Technical content relevant to the University of Washington.
The University of Washington has records management rules. A record can take many forms; any electronic or physical document can be a record.
Records can be transitory or substantive. Ideally, people file substantive emails as they go.
Part of records management off-boarding is ensuring that the unit you’re leaving has a copy of substantive records.
In my case, I’ve had an “Archive” folder where I put all my emails. If I wanted to review my emails for what was substantive, I’d need to read every one.
Here’s how I ended up limiting the emails I retained but ensuring that any email that’s potentially substantive is kept.
I use offlineimap
and notmuch
. This lets me use notmuch searches, which are way, way, way faster and more powerful than any Outlook/Exchange search. I also use a script maildir-notmuch-sync
that synchronizes notmuch tags to the physical IMAP directories.
I used a few heuristics to remove emails that I knew would be transitory.
I ended up doing a search for all the email addresses that I have sent or received mails from, using output from:
notmuch address --deduplicate=address
I didn’t want to look through every message, but I was comfortable looking through this list of addresses to identify people that I never would have had a substantive record in email. I then knew it would be OK to delete the emails that showed up when searching for these addresses.
I also knew that any emails that had a pdf
, docx
, or xlsx
file type would be redundant, because my process has been for substantive files to always be stored elsewhere. So, I could remove any emails with these type of attachments.

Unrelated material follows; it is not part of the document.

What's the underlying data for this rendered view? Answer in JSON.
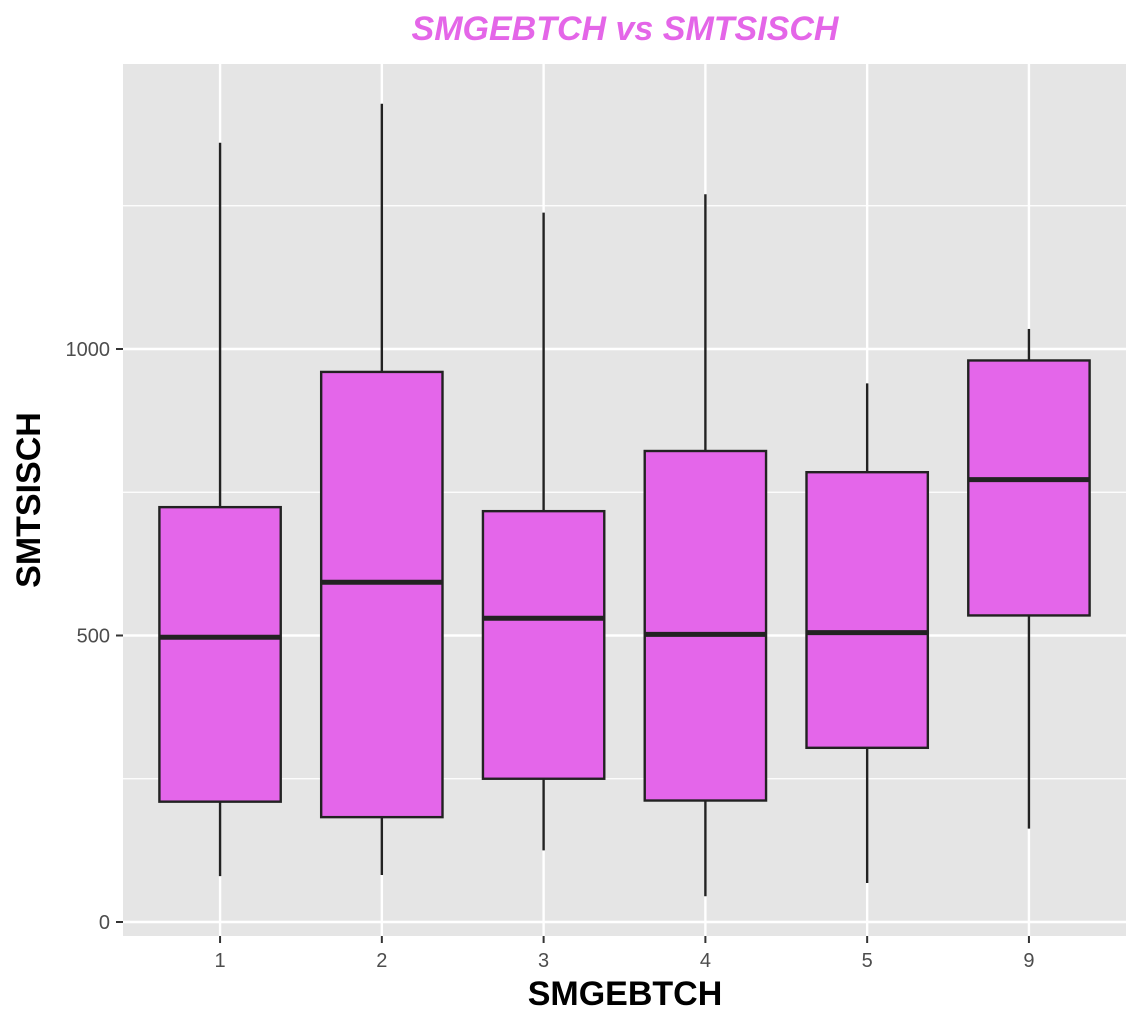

I knew that any meeting invitations would not be substantive, because meeting agendas and minutes have always kept in another location.

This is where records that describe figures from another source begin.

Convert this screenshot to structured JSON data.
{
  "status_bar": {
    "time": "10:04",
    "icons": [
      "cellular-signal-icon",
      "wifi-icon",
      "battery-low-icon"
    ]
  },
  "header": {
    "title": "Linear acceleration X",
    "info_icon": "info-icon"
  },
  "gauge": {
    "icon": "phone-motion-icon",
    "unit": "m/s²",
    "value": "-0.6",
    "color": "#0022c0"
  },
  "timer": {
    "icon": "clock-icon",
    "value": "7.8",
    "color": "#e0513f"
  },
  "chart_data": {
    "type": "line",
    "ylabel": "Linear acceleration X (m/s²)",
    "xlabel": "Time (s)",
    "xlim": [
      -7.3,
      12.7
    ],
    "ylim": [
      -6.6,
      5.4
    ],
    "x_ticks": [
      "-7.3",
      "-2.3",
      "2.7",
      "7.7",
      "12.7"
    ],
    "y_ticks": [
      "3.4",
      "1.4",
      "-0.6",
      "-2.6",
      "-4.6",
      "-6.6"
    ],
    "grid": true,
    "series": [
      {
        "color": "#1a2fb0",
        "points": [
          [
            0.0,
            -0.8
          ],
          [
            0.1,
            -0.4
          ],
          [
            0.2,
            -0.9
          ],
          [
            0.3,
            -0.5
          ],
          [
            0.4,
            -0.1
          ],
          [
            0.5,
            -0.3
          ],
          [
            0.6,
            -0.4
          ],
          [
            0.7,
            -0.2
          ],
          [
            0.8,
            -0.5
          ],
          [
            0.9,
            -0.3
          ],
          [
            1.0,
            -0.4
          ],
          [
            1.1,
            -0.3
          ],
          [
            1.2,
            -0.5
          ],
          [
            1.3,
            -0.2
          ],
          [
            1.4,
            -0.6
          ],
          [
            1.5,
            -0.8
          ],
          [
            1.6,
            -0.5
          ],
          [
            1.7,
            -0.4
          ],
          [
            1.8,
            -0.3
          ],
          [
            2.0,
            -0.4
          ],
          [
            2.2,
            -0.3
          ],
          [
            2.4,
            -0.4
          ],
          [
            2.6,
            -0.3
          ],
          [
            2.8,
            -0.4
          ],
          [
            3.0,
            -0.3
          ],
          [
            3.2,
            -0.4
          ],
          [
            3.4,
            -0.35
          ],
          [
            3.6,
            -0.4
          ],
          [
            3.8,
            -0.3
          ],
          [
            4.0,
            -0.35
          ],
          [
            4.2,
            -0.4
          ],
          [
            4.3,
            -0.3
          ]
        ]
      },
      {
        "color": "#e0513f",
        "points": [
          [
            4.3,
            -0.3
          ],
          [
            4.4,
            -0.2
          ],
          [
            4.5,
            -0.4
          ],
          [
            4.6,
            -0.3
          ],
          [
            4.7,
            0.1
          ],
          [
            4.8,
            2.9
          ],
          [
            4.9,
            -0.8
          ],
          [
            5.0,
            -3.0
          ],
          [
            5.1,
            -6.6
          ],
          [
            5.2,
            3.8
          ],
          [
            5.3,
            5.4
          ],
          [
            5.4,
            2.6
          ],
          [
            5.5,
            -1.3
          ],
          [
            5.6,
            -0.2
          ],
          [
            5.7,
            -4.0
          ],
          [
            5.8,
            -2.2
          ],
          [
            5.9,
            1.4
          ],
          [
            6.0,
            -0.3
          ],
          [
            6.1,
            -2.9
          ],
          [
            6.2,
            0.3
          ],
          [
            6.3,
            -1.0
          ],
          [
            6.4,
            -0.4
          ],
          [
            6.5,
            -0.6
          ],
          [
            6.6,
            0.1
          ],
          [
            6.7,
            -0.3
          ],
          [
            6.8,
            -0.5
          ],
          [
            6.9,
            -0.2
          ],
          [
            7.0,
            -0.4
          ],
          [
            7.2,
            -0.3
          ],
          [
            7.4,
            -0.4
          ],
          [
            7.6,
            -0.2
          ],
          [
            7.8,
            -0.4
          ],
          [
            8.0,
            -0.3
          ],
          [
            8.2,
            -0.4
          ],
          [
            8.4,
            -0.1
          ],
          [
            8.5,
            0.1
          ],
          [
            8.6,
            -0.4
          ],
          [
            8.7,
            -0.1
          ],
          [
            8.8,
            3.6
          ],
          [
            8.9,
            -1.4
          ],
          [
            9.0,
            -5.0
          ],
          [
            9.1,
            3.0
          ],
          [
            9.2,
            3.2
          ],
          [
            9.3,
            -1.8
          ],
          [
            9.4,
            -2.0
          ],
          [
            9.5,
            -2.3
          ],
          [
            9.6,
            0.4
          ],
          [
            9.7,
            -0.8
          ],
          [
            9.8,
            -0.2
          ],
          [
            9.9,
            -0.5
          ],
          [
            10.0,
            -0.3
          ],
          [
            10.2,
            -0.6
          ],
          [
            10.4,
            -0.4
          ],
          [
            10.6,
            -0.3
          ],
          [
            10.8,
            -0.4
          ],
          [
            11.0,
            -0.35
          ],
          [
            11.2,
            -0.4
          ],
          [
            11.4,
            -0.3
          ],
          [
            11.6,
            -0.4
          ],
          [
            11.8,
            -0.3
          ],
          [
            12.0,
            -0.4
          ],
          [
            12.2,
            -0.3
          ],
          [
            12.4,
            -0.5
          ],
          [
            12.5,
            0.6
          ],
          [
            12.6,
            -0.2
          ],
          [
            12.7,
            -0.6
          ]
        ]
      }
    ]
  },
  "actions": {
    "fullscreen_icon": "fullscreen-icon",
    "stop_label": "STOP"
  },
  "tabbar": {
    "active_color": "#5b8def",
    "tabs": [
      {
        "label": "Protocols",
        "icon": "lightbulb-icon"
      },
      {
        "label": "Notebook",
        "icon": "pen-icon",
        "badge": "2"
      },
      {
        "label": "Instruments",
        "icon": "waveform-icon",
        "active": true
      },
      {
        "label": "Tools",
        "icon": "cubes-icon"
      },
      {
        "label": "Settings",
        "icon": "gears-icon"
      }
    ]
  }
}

Certain subjects were easy to filter on, e.g. ^Autoreply
. Notmuch lets you do regular expression searches, e.g. with:
notmuch search 'subject:"/^Autoreply/"'
You have to quote the search term in case there’s a space in it. If the search term begins with /
then it’s considered a regular expression.
In the course of this work, I learned that several physical files can correspond to one message-ID. fdupes
can help a bit. However, the files themselves are not always exactly identical.
To clear this up, I ended up doing a number of searches using notmuch search --output=files <query>
and then operating on the output files.
I wanted to create .mbox
archives, because mbox is an open standard. To do this, I used maildir2mbox.py as a basis. I changed a couple of things:
I had the program update the UNIX from date:
def update_date(msg):
for header in ("Date", "Received"):
value = msg.get(header)
if value is None:
continue
try:
# 2024-01-25 jhb - Adding the UNIX from
email_date_str = value.split('\n')[-1].split(';')[-1].strip()
email_date = parsedate_tz(email_date_str)
out_email_date_str = time.strftime("%a %b %d %H:%M:%S %Y",
email_date[0:9])
from_str = "From MAILER-DAEMON %s" % (out_email_date_str)
msg.set_unixfrom(from_str)
except:
pass
I sorted the mbox messages based on date (see also this stackoverflow answer from user3850:
def extract_date(email):
date = email.get('Date')
return parsedate_tz(date)
# ...
sorted_mails = sorted(mbox, key=extract_date)
mbox.update(enumerate(sorted_mails))
I zipped the files and labeled them with their potential destruction dates, e.g. “keep until 2025-01-01”.